The University of Bristol has received £12m for a state-of-the-art facility that will improve construction by reducing the environmental costs of high-value infrastructure projects.
The funding is for the new UKCRIC Soil-Foundation-Structure Interaction (SoFSI) large-scale laboratory, which pledges to deliver major cost savings of projects such as High Speed 2 (HS2), offshore wind farms and bridges.
The Engineering and Physical Sciences Research Council (EPSRC) gave the funding to the university for the construction of the lab at its Langford campus to enable large, close-to-prototype-scale experiments for academics and industry alike.
The test lab will house a large soil pit to enable the testing of foundations, a 50-ton capacity shaking table for dynamic testing of structures and a smaller, high-performance shaking table. All will look at how infrastructure and buildings interact with the grounds when faced with dynamic loads.

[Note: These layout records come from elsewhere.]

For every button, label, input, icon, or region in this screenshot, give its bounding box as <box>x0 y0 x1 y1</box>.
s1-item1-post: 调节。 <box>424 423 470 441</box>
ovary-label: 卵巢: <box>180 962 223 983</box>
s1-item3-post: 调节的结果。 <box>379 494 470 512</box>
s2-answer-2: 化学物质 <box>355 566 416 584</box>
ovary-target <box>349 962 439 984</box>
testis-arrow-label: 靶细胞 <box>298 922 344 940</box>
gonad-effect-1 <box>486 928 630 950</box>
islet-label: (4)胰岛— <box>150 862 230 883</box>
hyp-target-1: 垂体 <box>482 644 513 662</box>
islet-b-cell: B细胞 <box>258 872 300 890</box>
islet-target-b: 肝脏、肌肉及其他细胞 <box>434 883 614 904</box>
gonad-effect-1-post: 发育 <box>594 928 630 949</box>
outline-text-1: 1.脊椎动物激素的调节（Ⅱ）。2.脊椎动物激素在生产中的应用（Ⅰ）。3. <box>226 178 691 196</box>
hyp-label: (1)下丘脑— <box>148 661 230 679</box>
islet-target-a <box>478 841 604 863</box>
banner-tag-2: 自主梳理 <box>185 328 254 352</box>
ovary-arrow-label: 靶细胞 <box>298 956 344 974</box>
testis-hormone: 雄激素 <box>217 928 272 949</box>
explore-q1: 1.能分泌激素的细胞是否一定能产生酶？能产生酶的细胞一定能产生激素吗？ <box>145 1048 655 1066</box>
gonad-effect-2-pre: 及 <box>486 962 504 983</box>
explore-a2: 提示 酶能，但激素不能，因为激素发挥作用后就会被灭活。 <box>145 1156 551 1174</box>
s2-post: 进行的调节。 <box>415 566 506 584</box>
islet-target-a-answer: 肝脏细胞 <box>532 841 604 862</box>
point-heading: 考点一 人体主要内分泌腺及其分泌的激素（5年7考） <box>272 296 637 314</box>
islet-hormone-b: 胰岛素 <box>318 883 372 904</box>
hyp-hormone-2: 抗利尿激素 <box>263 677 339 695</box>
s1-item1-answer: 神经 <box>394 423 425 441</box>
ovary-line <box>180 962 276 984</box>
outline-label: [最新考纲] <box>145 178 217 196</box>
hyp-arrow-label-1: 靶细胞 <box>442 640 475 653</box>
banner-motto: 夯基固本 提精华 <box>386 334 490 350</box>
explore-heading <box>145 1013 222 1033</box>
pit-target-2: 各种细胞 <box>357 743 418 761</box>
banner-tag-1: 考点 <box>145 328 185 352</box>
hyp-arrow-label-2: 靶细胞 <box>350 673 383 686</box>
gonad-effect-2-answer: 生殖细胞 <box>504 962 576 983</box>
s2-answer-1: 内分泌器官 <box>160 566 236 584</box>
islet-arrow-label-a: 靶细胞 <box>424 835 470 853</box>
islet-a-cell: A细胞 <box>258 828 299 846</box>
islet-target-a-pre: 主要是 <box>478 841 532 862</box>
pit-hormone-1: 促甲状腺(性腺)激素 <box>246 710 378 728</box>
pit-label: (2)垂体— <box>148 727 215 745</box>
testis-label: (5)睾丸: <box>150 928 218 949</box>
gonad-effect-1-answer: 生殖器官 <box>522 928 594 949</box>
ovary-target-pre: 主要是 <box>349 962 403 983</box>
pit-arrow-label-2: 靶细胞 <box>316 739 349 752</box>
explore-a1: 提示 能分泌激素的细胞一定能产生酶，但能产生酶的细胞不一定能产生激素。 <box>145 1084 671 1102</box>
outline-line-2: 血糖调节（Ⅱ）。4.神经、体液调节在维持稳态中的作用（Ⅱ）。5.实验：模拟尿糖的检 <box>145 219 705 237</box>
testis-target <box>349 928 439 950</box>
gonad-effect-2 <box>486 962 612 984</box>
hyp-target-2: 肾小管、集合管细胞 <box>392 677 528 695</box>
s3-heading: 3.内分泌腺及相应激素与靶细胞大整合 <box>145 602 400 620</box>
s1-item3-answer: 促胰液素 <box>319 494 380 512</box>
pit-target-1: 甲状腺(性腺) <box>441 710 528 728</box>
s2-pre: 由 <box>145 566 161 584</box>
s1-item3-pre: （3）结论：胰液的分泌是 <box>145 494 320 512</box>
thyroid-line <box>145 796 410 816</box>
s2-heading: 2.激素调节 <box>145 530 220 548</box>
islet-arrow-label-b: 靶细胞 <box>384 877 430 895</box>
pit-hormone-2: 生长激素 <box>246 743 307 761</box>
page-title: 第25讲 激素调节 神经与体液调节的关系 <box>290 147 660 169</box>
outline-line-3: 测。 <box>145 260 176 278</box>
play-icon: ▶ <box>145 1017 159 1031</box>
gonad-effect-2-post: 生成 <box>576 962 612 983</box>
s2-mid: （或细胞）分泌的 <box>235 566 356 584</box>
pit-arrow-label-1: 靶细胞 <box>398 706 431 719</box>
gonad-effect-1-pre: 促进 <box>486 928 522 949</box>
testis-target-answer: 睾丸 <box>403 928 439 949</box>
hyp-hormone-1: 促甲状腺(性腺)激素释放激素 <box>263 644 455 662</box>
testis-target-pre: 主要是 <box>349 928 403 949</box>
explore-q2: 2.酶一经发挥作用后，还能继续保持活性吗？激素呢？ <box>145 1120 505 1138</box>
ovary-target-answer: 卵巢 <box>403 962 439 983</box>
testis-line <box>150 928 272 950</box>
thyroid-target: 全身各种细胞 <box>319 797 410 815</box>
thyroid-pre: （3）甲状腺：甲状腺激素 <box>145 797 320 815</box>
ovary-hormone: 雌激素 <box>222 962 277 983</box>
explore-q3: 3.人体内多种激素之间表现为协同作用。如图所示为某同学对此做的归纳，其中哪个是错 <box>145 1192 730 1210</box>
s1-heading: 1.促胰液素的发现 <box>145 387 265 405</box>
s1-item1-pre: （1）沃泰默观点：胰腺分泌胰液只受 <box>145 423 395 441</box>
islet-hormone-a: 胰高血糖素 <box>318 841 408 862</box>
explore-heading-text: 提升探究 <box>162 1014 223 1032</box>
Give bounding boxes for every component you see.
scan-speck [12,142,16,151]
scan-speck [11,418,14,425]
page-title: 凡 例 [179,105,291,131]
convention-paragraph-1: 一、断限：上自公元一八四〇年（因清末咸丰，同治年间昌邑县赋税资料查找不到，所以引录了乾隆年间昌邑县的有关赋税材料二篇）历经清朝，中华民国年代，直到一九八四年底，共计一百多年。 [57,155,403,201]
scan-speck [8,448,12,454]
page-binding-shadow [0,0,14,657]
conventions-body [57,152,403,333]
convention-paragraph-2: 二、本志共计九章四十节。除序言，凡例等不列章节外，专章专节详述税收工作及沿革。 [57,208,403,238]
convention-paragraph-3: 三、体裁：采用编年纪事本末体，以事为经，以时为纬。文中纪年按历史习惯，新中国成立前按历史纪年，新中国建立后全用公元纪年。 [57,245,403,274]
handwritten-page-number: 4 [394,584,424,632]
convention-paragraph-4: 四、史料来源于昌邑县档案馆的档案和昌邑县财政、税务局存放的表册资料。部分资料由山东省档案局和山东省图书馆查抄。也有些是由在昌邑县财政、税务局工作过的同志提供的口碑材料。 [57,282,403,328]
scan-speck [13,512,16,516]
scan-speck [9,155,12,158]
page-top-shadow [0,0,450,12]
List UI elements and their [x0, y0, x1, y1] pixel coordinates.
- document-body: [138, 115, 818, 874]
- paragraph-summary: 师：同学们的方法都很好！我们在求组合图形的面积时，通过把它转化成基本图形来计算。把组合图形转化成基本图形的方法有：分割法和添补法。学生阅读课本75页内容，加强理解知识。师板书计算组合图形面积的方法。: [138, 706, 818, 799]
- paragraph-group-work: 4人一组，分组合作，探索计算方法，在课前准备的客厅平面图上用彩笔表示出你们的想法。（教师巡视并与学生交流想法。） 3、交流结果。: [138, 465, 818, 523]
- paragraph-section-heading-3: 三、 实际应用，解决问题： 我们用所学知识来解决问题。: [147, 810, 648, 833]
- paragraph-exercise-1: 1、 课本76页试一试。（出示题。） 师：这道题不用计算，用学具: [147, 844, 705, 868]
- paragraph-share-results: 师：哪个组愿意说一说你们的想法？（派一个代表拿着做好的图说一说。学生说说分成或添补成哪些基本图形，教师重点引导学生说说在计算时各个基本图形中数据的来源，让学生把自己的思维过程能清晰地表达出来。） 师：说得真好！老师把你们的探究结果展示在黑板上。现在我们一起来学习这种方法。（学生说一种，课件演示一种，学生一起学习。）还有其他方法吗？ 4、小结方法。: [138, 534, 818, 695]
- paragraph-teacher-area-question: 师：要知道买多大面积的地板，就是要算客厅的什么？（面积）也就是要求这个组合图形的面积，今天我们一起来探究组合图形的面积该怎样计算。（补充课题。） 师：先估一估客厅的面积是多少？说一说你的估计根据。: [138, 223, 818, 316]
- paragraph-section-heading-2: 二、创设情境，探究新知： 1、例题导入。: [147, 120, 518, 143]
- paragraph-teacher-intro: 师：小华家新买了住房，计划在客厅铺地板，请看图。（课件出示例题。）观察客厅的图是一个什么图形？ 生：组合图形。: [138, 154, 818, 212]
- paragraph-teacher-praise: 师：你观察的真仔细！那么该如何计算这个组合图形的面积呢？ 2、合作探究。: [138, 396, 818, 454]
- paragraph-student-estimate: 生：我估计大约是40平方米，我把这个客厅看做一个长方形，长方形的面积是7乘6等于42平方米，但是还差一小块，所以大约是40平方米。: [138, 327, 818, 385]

Researchers and industry will utilise the facility to investigate how foundations, dynamic loading and soil interact in order to develop more efficient building methods, reduce carbon costs and improve the safety of infrastructure moving forward.
This research will form the basis of smart solution designs to strengthen infrastructure and make construction more cost-efficient. The lab will enable research to be conducted in five core areas: nuclear power plant soil-structure interaction, high speed rail, offshore wind turbines, monopiles and pile groups, and integral bridges.
Anastasios Sexos, Professor of Earthquake Engineering, said: “Ensuring the long-term safety of critical infrastructure is paramount, particularly when it comes to building nuclear power stations or high-speed rail.
“The aim of this testing facility is to inform design that is not only safer but also cost-efficient. Investigating how buildings and infrastructure interact with the ground under natural and man-made hazards allows us to improve the smartness and resiliency of our infrastructure while at a lower financial cost and a reduced environmental footprint."
Dr Flavia De Luca, Senior Lecturer in Structural and Earthquake Engineering, said: “At the University of Bristol, we’re investing in state-of-the-art testing facilities that will help cut the cost of building the infrastructure of the future. For example, high speed rail will require many new bridges to cross waterways, roads and other rail lines.
“SoFSI has been designed to help us understand, among other issues, how the span of lower cost, minimal maintenance integral bridges can be extended so that new high speed railway lines would be faster to construct, cheaper to maintain, more resilient to climate change, and enable us to minimise resource requirements.”
Professor Ian Bond, Dean of the Faculty of Engineering said: “Investing in our state-of-the-art research facilities within the Faculty of Engineering keeps us at the forefront of global research across a wide range of fields and positions our researchers to support the delivery of carbon net zero."
Greg Walker, Senior Consultant, Sustainable Business - Construction and Infrastructure, at Acre said: "At a time where there are major infrastructure projects such as HS2 and a genuine appetite to ensure we are working towards a shared goal of carbon net-zero, it is inspiring to hear of the significant funding Bristol University has received for a state-of-the-art facility. The new facility will play an exciting role in understanding the effect that infrastructure and buildings have on the ground and environment, creating opportunities to be more resourceful as well as saving on costs. This will hopefully have a great impact on the infrastructure sector in the coming years and the overall goal to be more sustainable."